Hans von Spakovsky has two new pieces at National Review attacking the "politicization" of the Obama Justice Department and defending Voting Section Attorney J. Christian Adams and Christopher Coates, the recently transferred former head of the Voting Rights Section. Adams and Coates were pushing for the Section to pursue the dismissed New Black Panther case, which Republicans are trying to use as a cudgel against the new administration. Von Spakovsky defends the two men as nonideological "professionals."
Reviewing briefly: While he was at the Justice Department during the Bush administration, von Spakovsky, along with Voting Section Chief John Tanner and Civil Rights Section head Brad Schlozman, politicized the hiring process by taking it out of the hands of career attorneys. Instead, these three political appointees made hires on an ideological basis. From a 2008 joint Office of Professional Responsibility/Inspector General's report:
Tanner said that he, Schlozman, and Hans von Spakovsky (who was Counsel to the Civil Rights Division AAG) each reviewed résumés, made recommendations for applicants to be interviewed, and conducted interviews.
The report later concludes that "the Civil Rights Division improperly used political or ideological affiliations in assessing applicants for career attorney positions," and that Schlozman had violated the Civil Service Reform Act (the DoJ's new "politicized" leadership has declined to prosecute). The traditional hiring process was restored when former Attorney General Michael Mukasey succeeded Alberto Gonzales, and the conservative ideologues hired by the three Bush appointees have since been granted the benefit of the civil service protections their benefactors violated. During von Spakovsky's supposedly "nonideological" era in the Civil Rights Division, enforcement of voting rights protections plummeted.
Adams, a conservative ideologue who has written for Pajamas Media and The American Spectator, was hired during this period. Despite publishing von Spakovsky's screeds, National Review has never clarified whether or not von Spakovsky had anything to do with Adams being hired at the Justice Department.
While Coates' tenure predates the Schlozman/von Spakovsky/Tanner era of politicization, by the time they arrived Coates had already gone through an ideological transition to the right. As I reported last week, by 2006, Coates was so beloved by the Bush political appointees that Schlozman, (who, according to the report, sought to hire "real Americans" rather than "big libs" or "adherents to Mao's little red book,") referred to Coates as "a true member of the team." Von Spakovsky forgot to mention this in his defense of Coates as a "nonideological" lawyer, instead referring to his "liberal background and experience".
At any rate, the crux of von Spakovsky's argument is that the Justice Department "exiled Christopher Coates to South Carolina." In fact, Coates requested the transfer. Gerry Hebert, a former acting head of the Voting Rights Section and an acquaintance of Coates, tells me that Coates himself informed him that he personally requested the transfer to U.S. Attorney's office in South Carolina.

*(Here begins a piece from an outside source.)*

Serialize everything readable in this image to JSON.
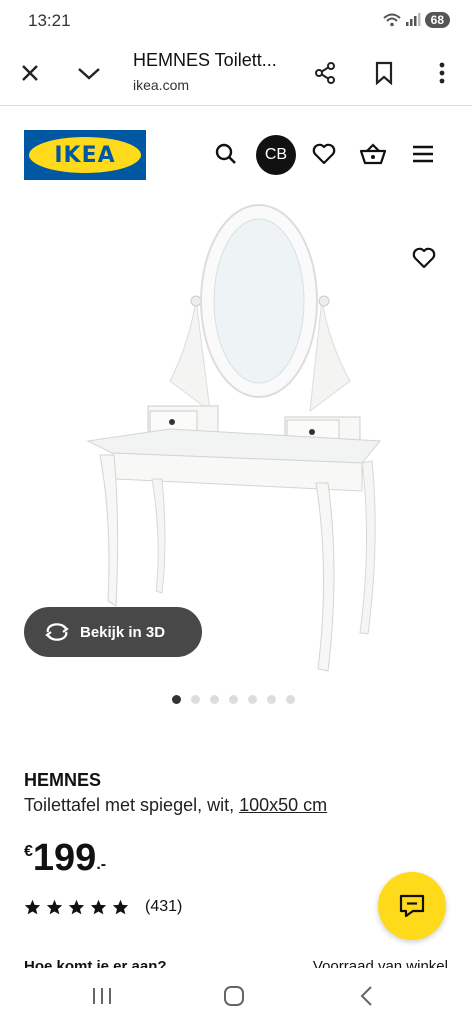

“It's where his daughter lives, he wanted to return to the South,” Hebert explains. “The notion that he was transferred because of the New Black Panther Party case is nonsense. He himself initiated it.”
Von Spakovsky concludes his piece with a pristine example of the kind of projection that has informed conservative critiques of the new Justice Department. "Over the past year, all hiring within the CRD has been done on a purely partisan, ideological basis," von Spakovsky writes. "Doubtless that will continue to happen over the next three years."
While von Spakovsky is obviously an expert on "politicized hiring", I think I'll withhold judgment for now. From what I'm hearing, the lawyers in the Voting Rights Section--those the report describes Tanner derisively referring to as "civil rights persons", seem to be pretty happy.